L’inceste au grand jour

Dans la foulée de la sortie du livre de Camille Kouchner, La Familia grande, la parole des victimes d’inceste se libère, notamment sur les réseaux sociaux. La Vienne n’échappe pas à la déflagration.

Arnault Varanne

Le7.info

Et soudain, elle a compris. En quelques secondes, la vie de Jacqueline a basculé en 2015, au moment où elle a assisté à une conférence de l’association Stop aux violences sexuelles. « L’intervenante expliquait comment elle était arrivée à faire la corrélation entre le viol de fillettes et les traces indélébiles laissées sur leurs corps. C’est mon histoire que ce médecin était en train de raconter ! » Atteinte d’une maladie auto-immune de la thyroïde depuis une quinzaine d’années, la Poitevine a été victime de ce que le corps médical appelle une amnésie post-traumatique. « Des flashs me sont revenus, je me suis résolue à suivre une thérapie. »

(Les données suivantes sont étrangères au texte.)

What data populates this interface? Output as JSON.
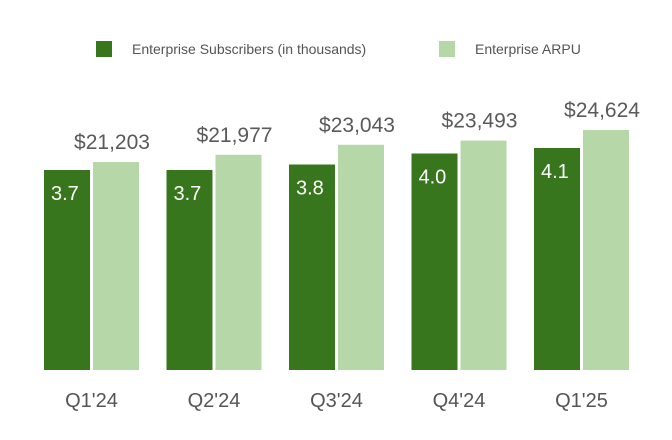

Comme elle, comme « Victor » Kouchner aussi, dont la sortie du livre de sa sœur Camille Kouchner, La Familia grande, a provoqué un tsunami, des millions d’enfants seraient ou auraient été victimes de violences sexuelles. Un(e) Français(e) sur dix même selon la dernière enquête de l’institut Ipsos. Vertigineux. Alors il faut parler, en parler. « En ce sens, je suis contente pour « Victor », sa sœur a libéré sa parole et c’est très chouette. D’ailleurs, il a même fini par porter plainte », commente Gwendoline Grabowski. Elle a déposé une plainte en décembre 2019, contre celui qui l’a abusée entre ses 8 et 11 ans, dans le huis clos de la maison familiale.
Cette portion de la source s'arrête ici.